The eval-single-step command accepts further arguments to customize the evaluation; see BaseEvalConfig in cli/eval_single_step.py for the complete list.

The code will scan data_dir looking for files matching *{train, val, test}.{jsonl, csv, smi} and select the right data format based on the file extension. An error will be raised in case of ambiguity. Only the fold that was selected for evaluation has to be present.

Data format

The single-step evaluation script supports reaction data in one of three formats.

JSONL

Our internal format based on *.jsonl files in which each line is a JSON representation of a single reaction, for example:

{"reactants": [{"smiles": "Cc1ccc(Br)cc1"}, {"smiles": "Cc1ccc(B(O)O)cc1"}], "products": [{"smiles": "Cc1ccc(-c2ccc(C)cc2)cc1"}]}

This format is designed to be flexible at the expense of taking more disk space. The JSON is parsed into a ReactionSample object, so it can include additional metadata such as template information, while the reactants and products can include other fields accepted by the Molecule object. The evaluation script will only use reactant and product SMILES to compute the metrics.
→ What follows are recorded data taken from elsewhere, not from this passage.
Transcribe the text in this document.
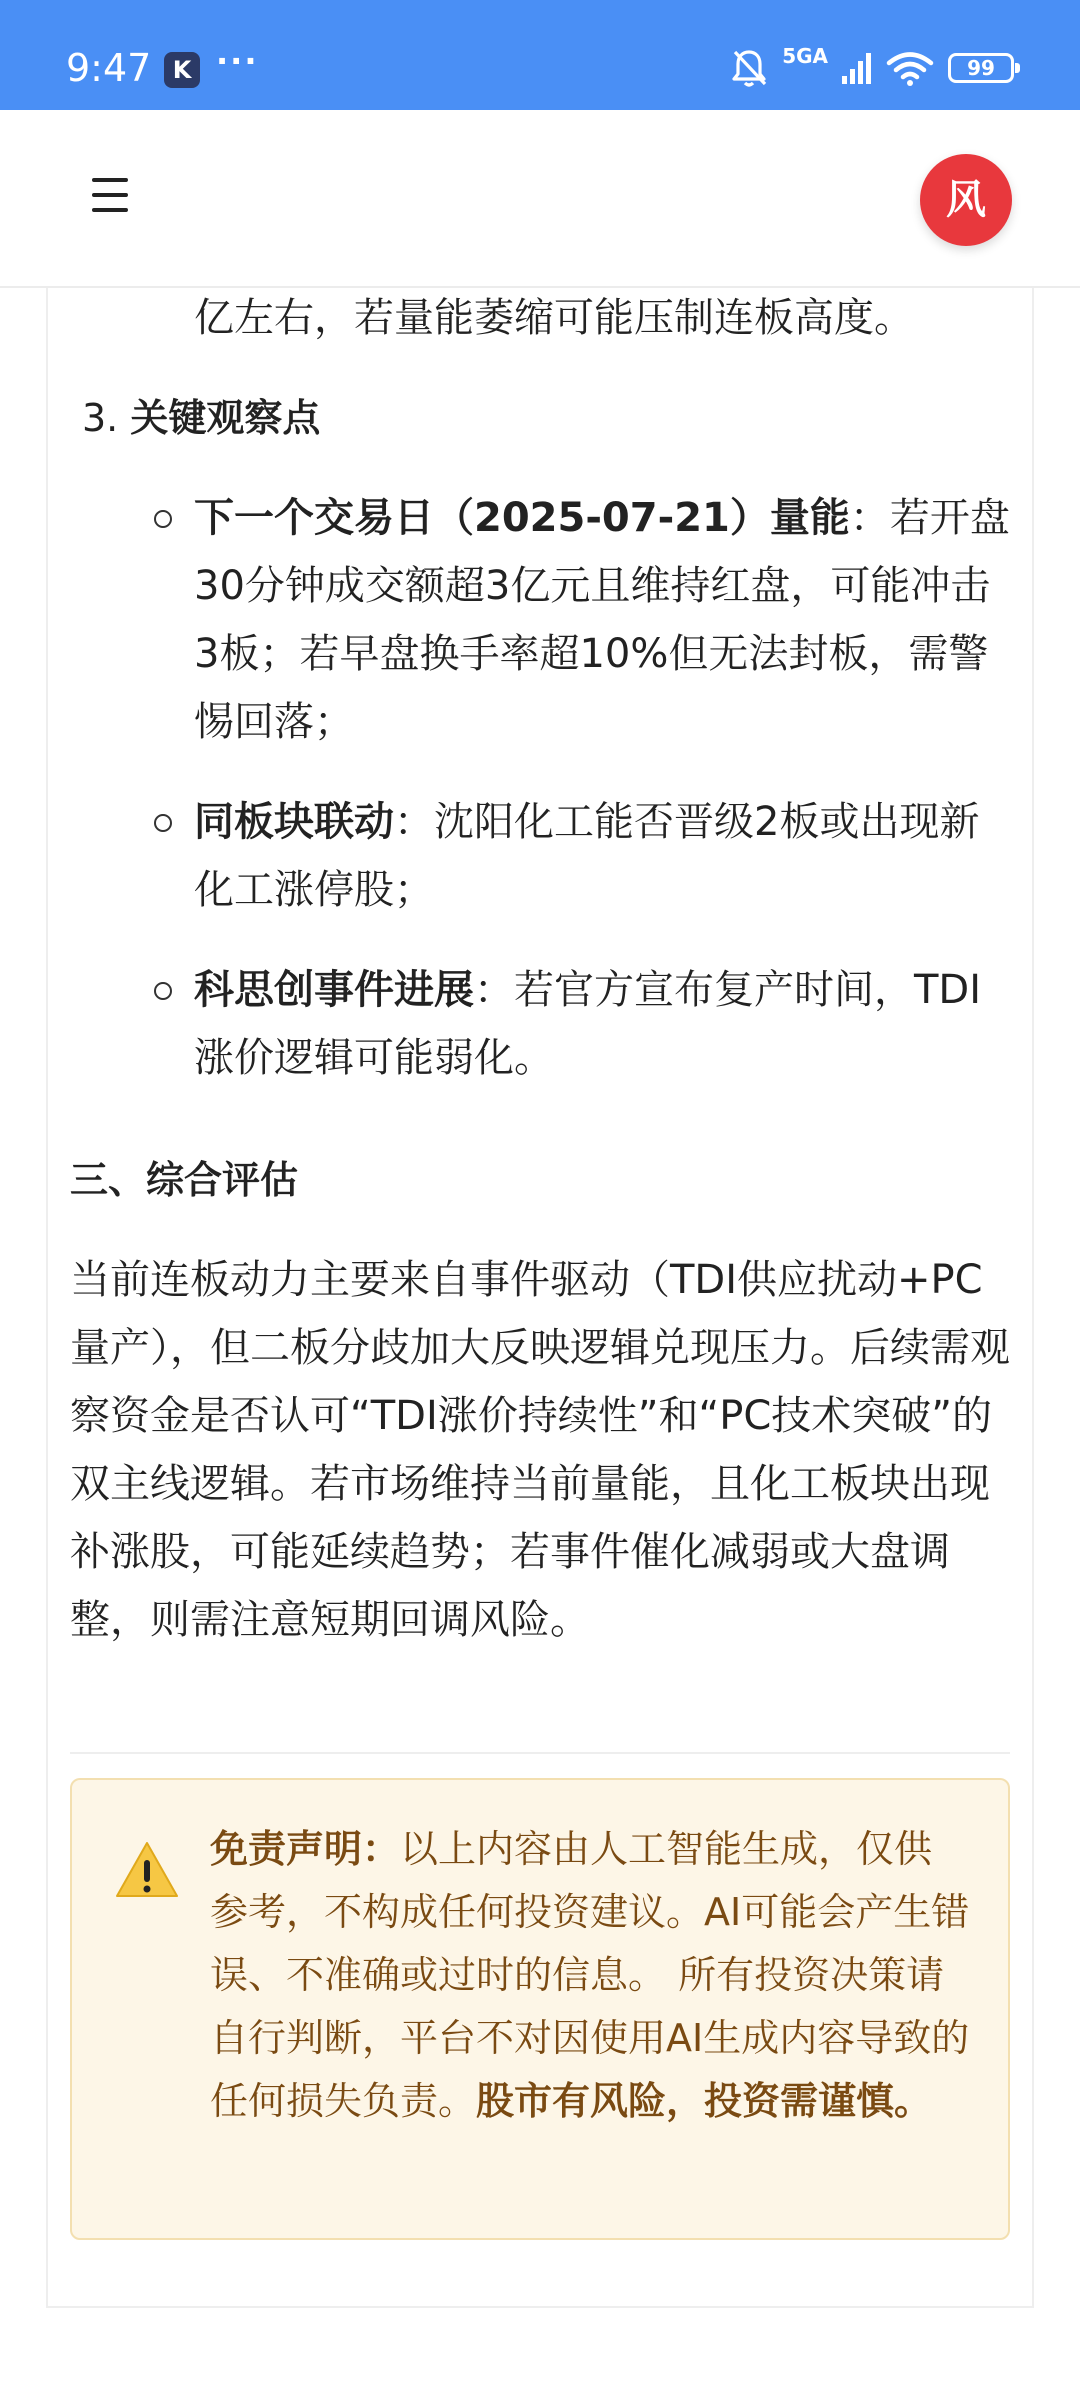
9:47 K ···	5GA	99
风
亿左右，若量能萎缩可能压制连板高度。
3. 关键观察点
下一个交易日（2025-07-21）量能：若开盘30分钟成交额超3亿元且维持红盘，可能冲击3板；若早盘换手率超10%但无法封板，需警惕回落；
同板块联动：沈阳化工能否晋级2板或出现新化工涨停股；
科思创事件进展：若官方宣布复产时间，TDI涨价逻辑可能弱化。
三、综合评估
当前连板动力主要来自事件驱动（TDI供应扰动+PC量产），但二板分歧加大反映逻辑兑现压力。后续需观察资金是否认可“TDI涨价持续性”和“PC技术突破”的双主线逻辑。若市场维持当前量能，且化工板块出现补涨股，可能延续趋势；若事件催化减弱或大盘调整，则需注意短期回调风险。
免责声明：以上内容由人工智能生成，仅供参考，不构成任何投资建议。AI可能会产生错误、不准确或过时的信息。 所有投资决策请自行判断，平台不对因使用AI生成内容导致的任何损失负责。股市有风险，投资需谨慎。
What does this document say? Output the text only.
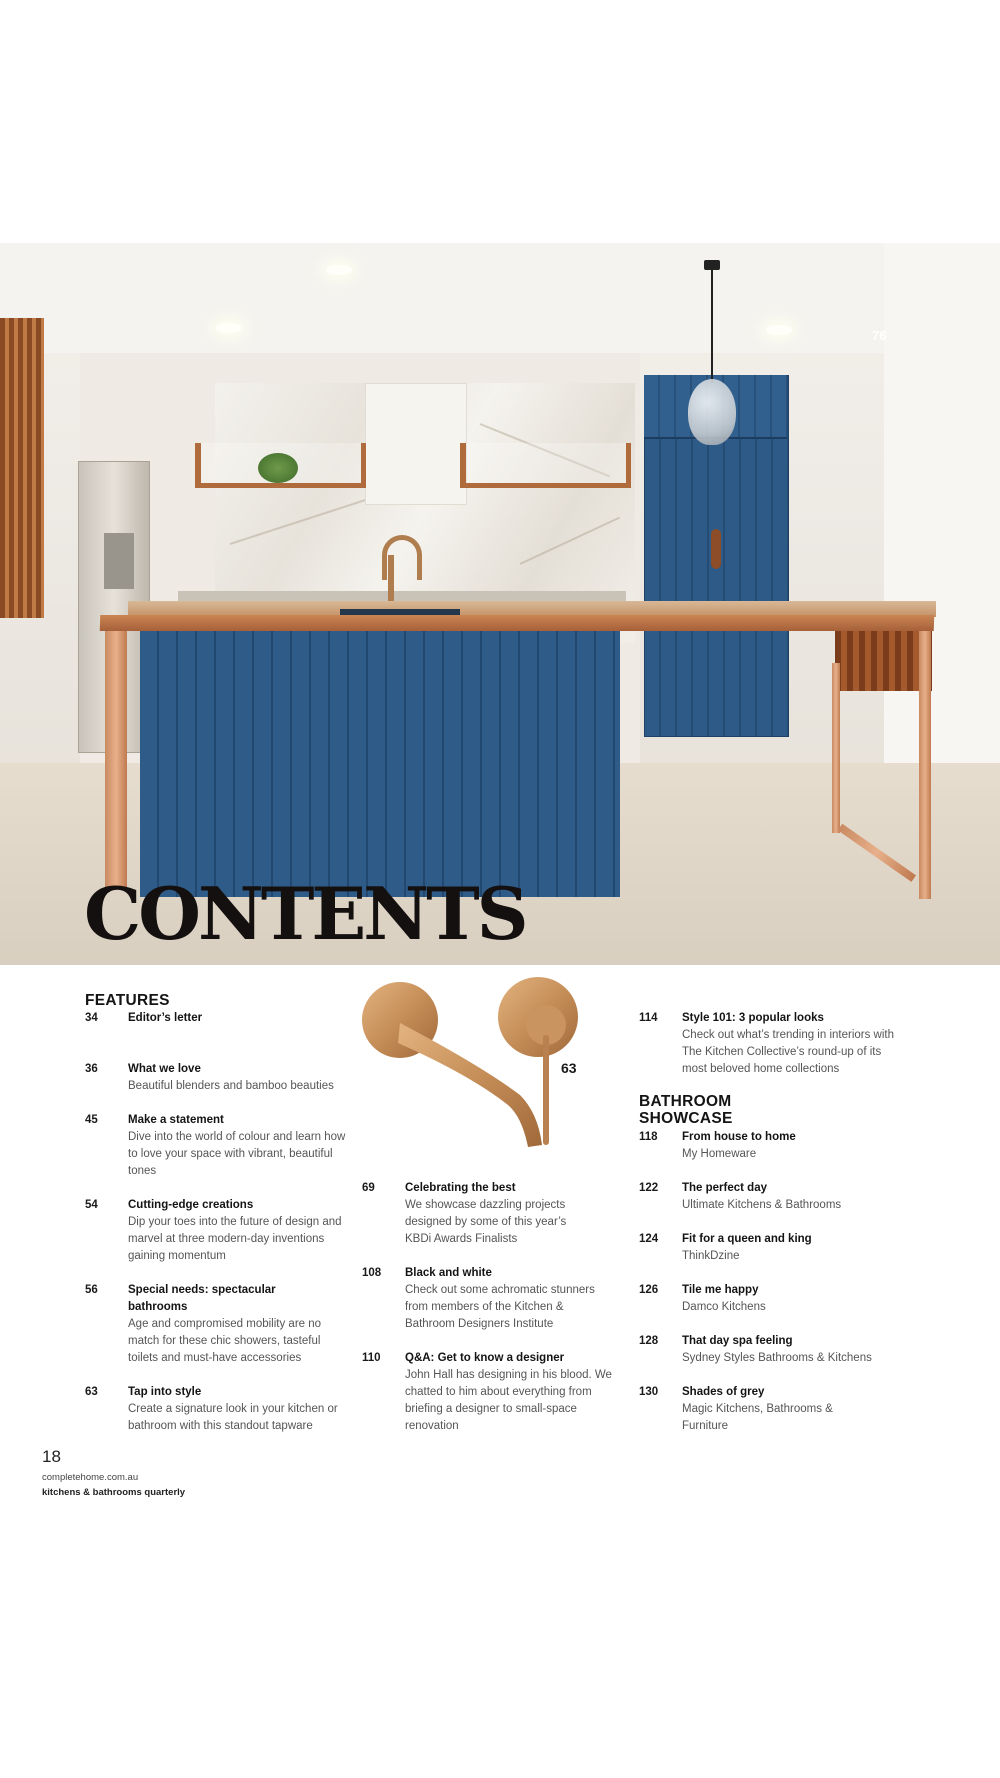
76
CONTENTS
63
FEATURES
34	Editor’s letter
36	What we love
Beautiful blenders and bamboo beauties
45	Make a statement
Dive into the world of colour and learn how to love your space with vibrant, beautiful tones
54	Cutting-edge creations
Dip your toes into the future of design and marvel at three modern-day inventions gaining momentum
56	Special needs: spectacular bathrooms
Age and compromised mobility are no match for these chic showers, tasteful toilets and must-have accessories
63	Tap into style
Create a signature look in your kitchen or bathroom with this standout tapware
69	Celebrating the best
We showcase dazzling projects designed by some of this year’s KBDi Awards Finalists
108 Black and white
Check out some achromatic stunners from members of the Kitchen & Bathroom Designers Institute
110 Q&A: Get to know a designer
John Hall has designing in his blood. We chatted to him about everything from briefing a designer to small-space renovation
114 Style 101: 3 popular looks
Check out what’s trending in interiors with The Kitchen Collective’s round-up of its most beloved home collections
BATHROOM SHOWCASE
118 From house to home
My Homeware
122 The perfect day
Ultimate Kitchens & Bathrooms
124 Fit for a queen and king
ThinkDzine
126 Tile me happy
Damco Kitchens
128 That day spa feeling
Sydney Styles Bathrooms & Kitchens
130 Shades of grey
Magic Kitchens, Bathrooms & Furniture
18
completehome.com.au
kitchens & bathrooms quarterly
Unlike the other formats below, reactants and products in this format are assumed to be already stripped of atom mapping, which leads to slightly faster data loading as that avoids extra calls to rdkit.

CSV

This format is based on *.csv files and is commonly used to store raw USPTO data, e.g. as released by Dai et al.:

id,class,reactants>reagents>production
ID,UNK,[cH:1]1[cH:2][c:3]([CH3:4])[cH:5][cH:6][c:7]1Br.B(O)(O)[c:8]1[cH:9][cH:10][c:11]([CH3:12])[cH:13][cH:14]1>>[cH:1]1[cH:2][c:3]([CH3:4])[cH:5][cH:6][c:7]1[c:8]2[cH:14][cH:13][c:11]([CH3:12])[cH:10][cH:9]2

The evaluation script will look for the reactants>reagents>production column to extract the reaction SMILES, which are stripped of atom mapping and canonicalized before being fed to the model.

SMILES

The most compact format is to list reaction SMILES line-by-line in a *.smi file:

[cH:1]1[cH:2][c:3]([CH3:4])[cH:5][cH:6][c:7]1Br.B(O)(O)[c:8]1[cH:9][cH:10][c:11]([CH3:12])[cH:13][cH:14]1>>[cH:1]1[cH:2][c:3]([CH3:4])[cH:5][cH:6][c:7]1[c:8]2[cH:14][cH:13][c:11]([CH3:12])[cH:10][cH:9]2

The data will be handled in the same way as for the CSV format, i.e. it will only be fed into model after removing atom mapping and canonicalization.